The court shall determine its own procedure.

ARTICLE 11

Dispute Settlement between an Investor and the Receptive Part of Investment

(1) Any dispute concerning the provisions of this Agreement between an investor, one Party and the other Party shall, to the extent possible, be settled by friendly consultations.

(2) If the dispute could not have been settled within six months from the time it had been raised by one or the other party, it may be submitted to the investor.

. or the competent courts of the Party in whose territory the investment was not made.

. or international arbitration under the conditions described in paragraph (3) of this Article.

Once an investor has submitted the dispute to the jurisdictions of the Party involved or to international arbitration, the choice of one or another of these procedures shall be final.

(3) In the event of recourse to international arbitration, the dispute may be brought, at the choice of the investor:

. to the International Centre for Settlement of Investment Disputes (C.I.A.D.I.), created by the "Convention on Settlement of Investment Disputes between States and Nationals of Other States", opened for signature in Washington on 18 March 1965, when each State Party to this Agreement has acceded to it. While this condition is not met, each Party shall consent to the submission of the dispute in accordance with the Regulations of the Supplementary Mechanism of the IC.A.D.I. for the administration of conciliation, arbitration or investigation procedures;

de a "ad hoc" arbitration tribunal established in accordance with the arbitration rules of the United Nations Commission on International Trade Law (C. N.U. D.M.I.)
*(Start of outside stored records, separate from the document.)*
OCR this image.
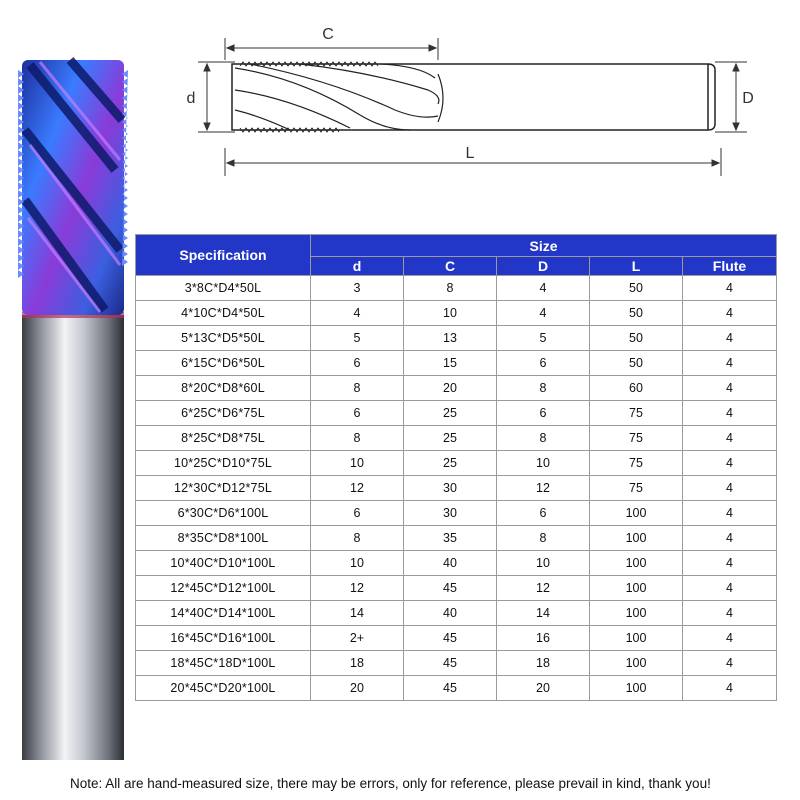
C
d	D
L
Specification	Size				
	d	C	D	L	Flute
3*8C*D4*50L	3	8	4	50	4
4*10C*D4*50L	4	10	4	50	4
5*13C*D5*50L	5	13	5	50	4
6*15C*D6*50L	6	15	6	50	4
8*20C*D8*60L	8	20	8	60	4
6*25C*D6*75L	6	25	6	75	4
8*25C*D8*75L	8	25	8	75	4
10*25C*D10*75L	10	25	10	75	4
12*30C*D12*75L	12	30	12	75	4
6*30C*D6*100L	6	30	6	100	4
8*35C*D8*100L	8	35	8	100	4
10*40C*D10*100L	10	40	10	100	4
12*45C*D12*100L	12	45	12	100	4
14*40C*D14*100L	14	40	14	100	4
16*45C*D16*100L	2+	45	16	100	4
18*45C*18D*100L	18	45	18	100	4
20*45C*D20*100L	20	45	20	100	4
Note: All are hand-measured size, there may be errors, only for reference, please prevail in kind, thank you!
(4) The arbitral body shall decide on the basis of the provisions of this Agreement, the law of the Contracting Party which is a party to the dispute, including the rules relating to conflicts of law, the terms of any particular agreements concluded with respect to investment and also the principles of international law in the matter.

(5) Arbitral judgements shall be final and binding on the parties to the dispute.
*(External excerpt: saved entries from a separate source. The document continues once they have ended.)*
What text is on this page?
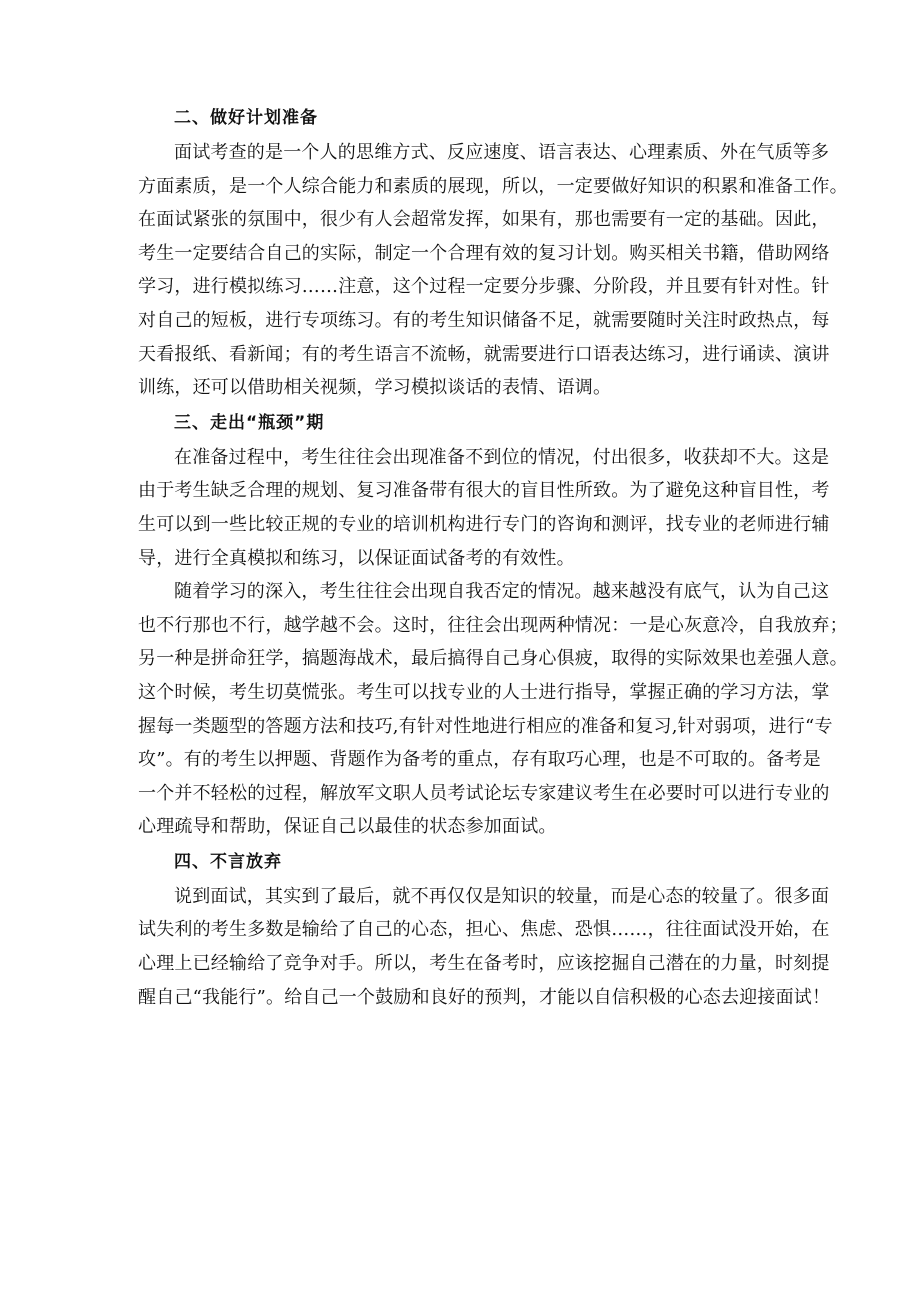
二、做好计划准备

面试考查的是一个人的思维方式、反应速度、语言表达、心理素质、外在气质等多

方面素质，是一个人综合能力和素质的展现，所以，一定要做好知识的积累和准备工作。

在面试紧张的氛围中，很少有人会超常发挥，如果有，那也需要有一定的基础。因此，

考生一定要结合自己的实际，制定一个合理有效的复习计划。购买相关书籍，借助网络

学习，进行模拟练习……注意，这个过程一定要分步骤、分阶段，并且要有针对性。针

对自己的短板，进行专项练习。有的考生知识储备不足，就需要随时关注时政热点，每

天看报纸、看新闻；有的考生语言不流畅，就需要进行口语表达练习，进行诵读、演讲

训练，还可以借助相关视频，学习模拟谈话的表情、语调。

三、走出“瓶颈”期

在准备过程中，考生往往会出现准备不到位的情况，付出很多，收获却不大。这是

由于考生缺乏合理的规划、复习准备带有很大的盲目性所致。为了避免这种盲目性，考

生可以到一些比较正规的专业的培训机构进行专门的咨询和测评，找专业的老师进行辅

导，进行全真模拟和练习，以保证面试备考的有效性。

随着学习的深入，考生往往会出现自我否定的情况。越来越没有底气，认为自己这

也不行那也不行，越学越不会。这时，往往会出现两种情况：一是心灰意冷，自我放弃；

另一种是拼命狂学，搞题海战术，最后搞得自己身心俱疲，取得的实际效果也差强人意。

这个时候，考生切莫慌张。考生可以找专业的人士进行指导，掌握正确的学习方法，掌

握每一类题型的答题方法和技巧,有针对性地进行相应的准备和复习,针对弱项，进行“专

攻”。有的考生以押题、背题作为备考的重点，存有取巧心理，也是不可取的。备考是

一个并不轻松的过程，解放军文职人员考试论坛专家建议考生在必要时可以进行专业的

心理疏导和帮助，保证自己以最佳的状态参加面试。

四、不言放弃

说到面试，其实到了最后，就不再仅仅是知识的较量，而是心态的较量了。很多面

试失利的考生多数是输给了自己的心态，担心、焦虑、恐惧……，往往面试没开始，在

心理上已经输给了竞争对手。所以，考生在备考时，应该挖掘自己潜在的力量，时刻提

醒自己“我能行”。给自己一个鼓励和良好的预判，才能以自信积极的心态去迎接面试！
Each Party shall execute them in accordance with its legislation.

ARTICLE 12

Entry into Vigor, Duration and Termination

(1) This Agreement shall enter into force on the first day of the second month from the date of the last notification by which the Parties are communicated through diplomatic channels, which have met the constitutional requirements necessary for their entry into force. It will have a duration of ten years, being automatically renewed by tacit agreement between the Parties on the same basis unless one of them decides to terminate it by notification to the other by diplomatic means, with twelve months in advance.

(2) With respect to investments made prior to the date on which the notification of termination of this Agreement becomes effective, the provisions of Articles 1 to 12 shall continue to apply for a period of 15 years from that date.

Made in the city of Buenos Aires, on August 10, 1998, in two originals, both equally authentic.